I was surprised by the nature of almonds. I have small servings regularly. They’re a “healthy fat”. But any fat intake needs to be kept much lower than carbs and proteins. Nutrisystem says a single serving is 12 almonds. It’s a food easily confused as a diet food, being in those handy trail mixes, but it’s really not, like you mentioned.
.-= David´s last blog… Arnold says to do cardio =-.
I am SO in for this weekend challenge! I had the same problem this weekend – just too much food. I had a huge appetite and I think subconciously I felt like I ate well all week so I “deserved” to eat whatever I wanted on the weekend! Like you, there is always a family gathering, and a meal out, and sometimes it’s just so hard!

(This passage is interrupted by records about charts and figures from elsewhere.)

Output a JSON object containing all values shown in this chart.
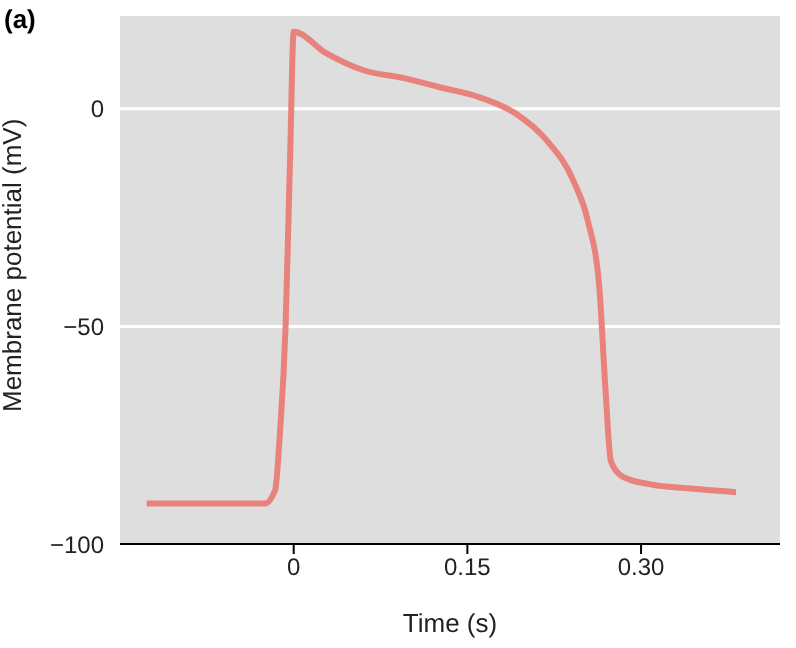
{
  "chart_data": {
    "type": "line",
    "title": "(a)",
    "xlabel": "Time (s)",
    "ylabel": "Membrane potential (mV)",
    "x": [
      -0.127,
      -0.025,
      -0.016,
      -0.012,
      -0.007,
      -0.003,
      0,
      0.028,
      0.061,
      0.094,
      0.127,
      0.16,
      0.193,
      0.218,
      0.242,
      0.254,
      0.264,
      0.269,
      0.274,
      0.284,
      0.308,
      0.341,
      0.382
    ],
    "series": [
      {
        "color": "#e8827c",
        "values": [
          -90.7,
          -90.7,
          -87.6,
          -75,
          -50,
          -10,
          17.7,
          12.8,
          8.8,
          7.1,
          4.9,
          2.7,
          -1.3,
          -7.1,
          -16.8,
          -25.7,
          -41.2,
          -63.3,
          -81,
          -84.5,
          -86.3,
          -87.2,
          -88.1
        ]
      }
    ],
    "xlim": [
      -0.15,
      0.42
    ],
    "xticks": [
      {
        "value": 0,
        "label": "0"
      },
      0.15,
      {
        "value": 0.3,
        "label": "0.30"
      }
    ],
    "ylim": [
      -100,
      25
    ],
    "yticks": [
      -100,
      -50,
      0
    ],
    "grid": "y",
    "marker": "none",
    "line_style": "solid"
  }
}
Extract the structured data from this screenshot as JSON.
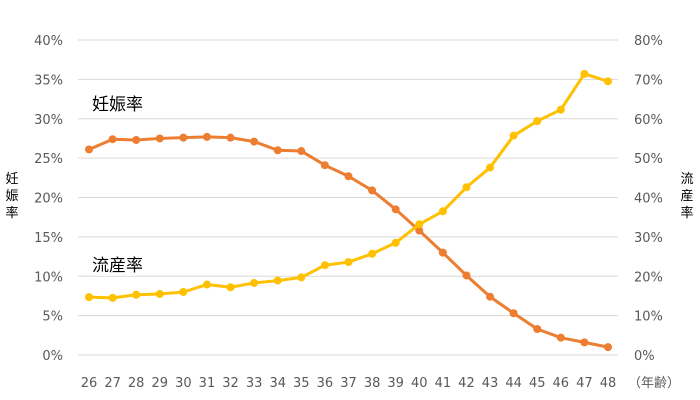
{
  "chart_data": {
    "type": "line",
    "x": [
      26,
      27,
      28,
      29,
      30,
      31,
      32,
      33,
      34,
      35,
      36,
      37,
      38,
      39,
      40,
      41,
      42,
      43,
      44,
      45,
      46,
      47,
      48
    ],
    "x_unit_label": "（年齢）",
    "left_axis": {
      "label": "妊娠率",
      "ylim": [
        0,
        40
      ],
      "ticks": [
        "0%",
        "5%",
        "10%",
        "15%",
        "20%",
        "25%",
        "30%",
        "35%",
        "40%"
      ]
    },
    "right_axis": {
      "label": "流産率",
      "ylim": [
        0,
        80
      ],
      "ticks": [
        "0%",
        "10%",
        "20%",
        "30%",
        "40%",
        "50%",
        "60%",
        "70%",
        "80%"
      ]
    },
    "grid": true,
    "series": [
      {
        "name": "妊娠率",
        "axis": "left",
        "color": "#ED7D31",
        "values": [
          26.1,
          27.4,
          27.3,
          27.5,
          27.6,
          27.7,
          27.6,
          27.1,
          26.0,
          25.9,
          24.1,
          22.7,
          20.9,
          18.5,
          15.8,
          13.0,
          10.1,
          7.4,
          5.3,
          3.3,
          2.2,
          1.6,
          1.0
        ]
      },
      {
        "name": "流産率",
        "axis": "right",
        "color": "#FFC000",
        "values": [
          14.7,
          14.5,
          15.3,
          15.5,
          16.0,
          17.9,
          17.2,
          18.3,
          18.9,
          19.7,
          22.8,
          23.6,
          25.7,
          28.5,
          33.2,
          36.5,
          42.6,
          47.6,
          55.7,
          59.4,
          62.3,
          71.4,
          69.5
        ]
      }
    ]
  }
}
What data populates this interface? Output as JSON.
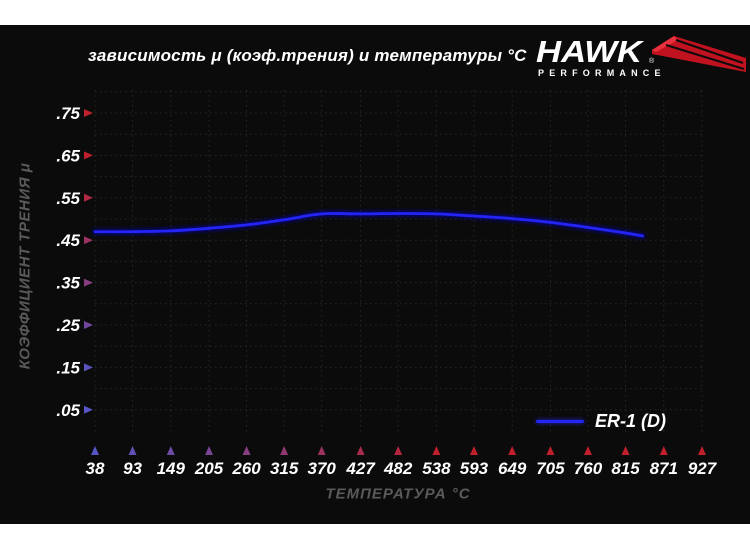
{
  "logo": {
    "brand": "HAWK",
    "registered": "®",
    "subtitle": "PERFORMANCE"
  },
  "colors": {
    "background": "#0b0b0b",
    "frame": "#ffffff",
    "grid": "#222a22",
    "axis_red": "#b51f29",
    "axis_mid": "#8c2050",
    "axis_blue": "#2c2c9e",
    "arrow_red": "#c0202c",
    "arrow_blue": "#5656c6",
    "curve_blue": "#2424f5",
    "curve_glow": "#0000c8",
    "label_white": "#ffffff",
    "muted_gray": "#5a5a5a",
    "logo_red": "#c1121f"
  },
  "chart_data": {
    "type": "line",
    "title": "зависимость μ (коэф.трения) и температуры °C",
    "xlabel": "ТЕМПЕРАТУРА °C",
    "ylabel": "КОЭФФИЦИЕНТ ТРЕНИЯ μ",
    "x_ticks": [
      38,
      93,
      149,
      205,
      260,
      315,
      370,
      427,
      482,
      538,
      593,
      649,
      705,
      760,
      815,
      871,
      927
    ],
    "x_tick_labels": [
      "38",
      "93",
      "149",
      "205",
      "260",
      "315",
      "370",
      "427",
      "482",
      "538",
      "593",
      "649",
      "705",
      "760",
      "815",
      "871",
      "927"
    ],
    "y_ticks": [
      0.05,
      0.15,
      0.25,
      0.35,
      0.45,
      0.55,
      0.65,
      0.75
    ],
    "y_tick_labels": [
      ".05",
      ".15",
      ".25",
      ".35",
      ".45",
      ".55",
      ".65",
      ".75"
    ],
    "xlim": [
      38,
      927
    ],
    "ylim": [
      0,
      0.8
    ],
    "grid": {
      "shown": true,
      "style": "dotted",
      "y_step": 0.05,
      "x_step": "every tick"
    },
    "legend_position": "bottom-right-inside",
    "series": [
      {
        "name": "ER-1 (D)",
        "points": [
          [
            38,
            0.47
          ],
          [
            93,
            0.47
          ],
          [
            149,
            0.472
          ],
          [
            205,
            0.478
          ],
          [
            260,
            0.486
          ],
          [
            315,
            0.498
          ],
          [
            370,
            0.512
          ],
          [
            427,
            0.512
          ],
          [
            482,
            0.513
          ],
          [
            538,
            0.512
          ],
          [
            593,
            0.507
          ],
          [
            649,
            0.501
          ],
          [
            705,
            0.492
          ],
          [
            760,
            0.48
          ],
          [
            815,
            0.467
          ],
          [
            840,
            0.46
          ]
        ]
      }
    ]
  }
}
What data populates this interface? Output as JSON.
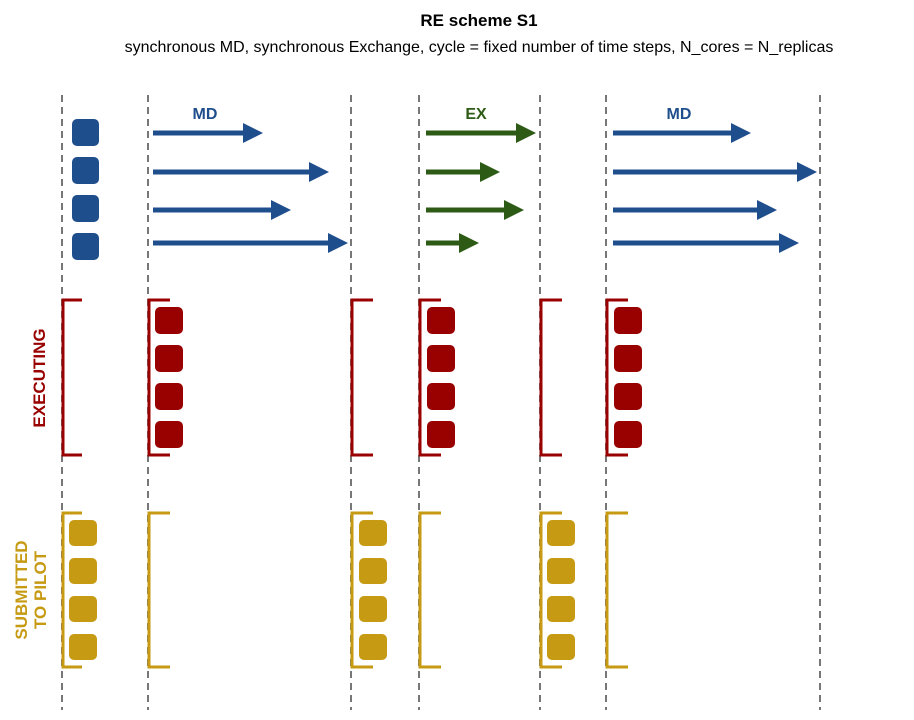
{
  "title": "RE scheme S1",
  "subtitle": "synchronous MD, synchronous Exchange, cycle = fixed number of time steps, N_cores = N_replicas",
  "phases": {
    "md1": "MD",
    "ex": "EX",
    "md2": "MD"
  },
  "rows": {
    "executing": "EXECUTING",
    "submitted_line1": "SUBMITTED",
    "submitted_line2": "TO PILOT"
  },
  "colors": {
    "md": "#1f4e8c",
    "ex": "#2d5a14",
    "executing": "#990000",
    "submitted": "#c69a12",
    "timeline": "#777777"
  }
}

Hmmmm. I just commented on Craig’s blog about not really knowing when the effects of a bad eating day show up on the scale…I only weigh myself once a week on Sundays. The last two weekend’s I had a bad eating day, and still showed a loss on Sunday…anway…this challenge sounds great! Weekends do seem to be the hardest for me to stick to the plan (I’m doing Weigh Watchers) and even more so to get in some exercise. I’m up for the challenge!!!
.-= Mary Lutz´s last blog… Menopause? Me? No! I’m Too Young for That! =-.
(raises my hand] OOOOOOHHHHH! OOOOOOHHHHH! Count Me In, my weekends are not good at all. Ok well some of my weekdays are too but I’m up for a weekend challenge.